Soundgarden’s diverse songs anything but ‘Superunknown’


I chose to review a 1994 album by Seattle, Washington band Soundgarden that I found while I was in high school, which has since become one of my favorite albums.

Coming off of a tour with Guns N’ Roses, Voivod and Faith No More, Soundgarden was poised to be the breakout band of Seattle in 1991. They released their third album that year, “Badmotorfinger,” which was expected to be their breakout album, but it was overshadowed by Pearl Jam’s “Ten” and Nirvana’s “Nevermind,” both released that same year.

In 1994, Soundgarden finally released their breakout album, “Superunknown,” an incredible album chock full of hit songs such as the lead single “Black Hole Sun,” “My Wave,” “Spoonman,” and the title track, “Superunknown”.

This 70-minute collection of music shows some of Soundgarden’s best work, and shows more musical diversity than many bands in their entire career.

This can be seen in tracks like the punk-inspired “Kickstand,” the Middle Eastern-influenced “Half,” and the slow, dreary sludge in “4th of July.” Like all of Soundgarden’s work, no two songs sound alike and there is something new and exciting to be discovered in each listen.

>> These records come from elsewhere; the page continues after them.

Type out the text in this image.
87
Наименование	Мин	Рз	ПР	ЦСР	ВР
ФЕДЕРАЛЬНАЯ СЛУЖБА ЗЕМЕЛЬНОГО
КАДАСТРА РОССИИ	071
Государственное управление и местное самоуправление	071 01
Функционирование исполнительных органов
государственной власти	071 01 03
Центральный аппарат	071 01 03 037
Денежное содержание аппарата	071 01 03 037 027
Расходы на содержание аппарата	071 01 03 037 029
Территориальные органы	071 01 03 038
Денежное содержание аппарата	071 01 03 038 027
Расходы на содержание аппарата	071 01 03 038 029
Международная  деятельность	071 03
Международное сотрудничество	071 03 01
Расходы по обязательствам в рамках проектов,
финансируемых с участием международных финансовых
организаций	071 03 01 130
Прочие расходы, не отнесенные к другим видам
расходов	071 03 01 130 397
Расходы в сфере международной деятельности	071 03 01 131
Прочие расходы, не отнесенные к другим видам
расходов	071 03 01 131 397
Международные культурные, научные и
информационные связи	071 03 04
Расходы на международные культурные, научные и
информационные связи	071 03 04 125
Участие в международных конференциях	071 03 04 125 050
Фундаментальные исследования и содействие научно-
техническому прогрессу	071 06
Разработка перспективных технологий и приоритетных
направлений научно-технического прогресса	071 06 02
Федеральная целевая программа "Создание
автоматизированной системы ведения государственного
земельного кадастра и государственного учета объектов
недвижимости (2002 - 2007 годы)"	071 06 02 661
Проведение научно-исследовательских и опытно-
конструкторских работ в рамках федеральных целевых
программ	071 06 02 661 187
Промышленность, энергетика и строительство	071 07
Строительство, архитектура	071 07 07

Every time, I pick up something different that I didn’t notice before.

The musicianship of the band really shows on this album. Odd time signatures and alternative tunings give strength to this album as shown in tracks such as “Head Down” and “Fresh Tendrils.”

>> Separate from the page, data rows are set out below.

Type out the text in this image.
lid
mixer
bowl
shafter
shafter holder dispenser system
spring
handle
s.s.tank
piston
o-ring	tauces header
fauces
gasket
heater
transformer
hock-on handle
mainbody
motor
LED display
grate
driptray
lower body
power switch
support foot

With the colorful guitar work of Kim Thayil, the fluid basslines of Ben Sheppard, the technical drumming of Matt Sheppard and the passionate, belting vocals of Chris Cornell, Soundgarden really created an album that stands out on its own.

This worked to their advantage and helped them stand out from other incredible albums of 1994 such as “Far Beyond Driven” by Pantera, “Illmatic” by Nas, “Betty” by Helmet, “Ready to Die” by Notorious BIG, “The Downward Spiral” by Nine Inch Nails, and “Korn” by Korn.

Soundgarden would take home two Grammys in 1995 for their efforts on this album. I would highly recommend it to anyone who is looking for something outside the box of contemporary music.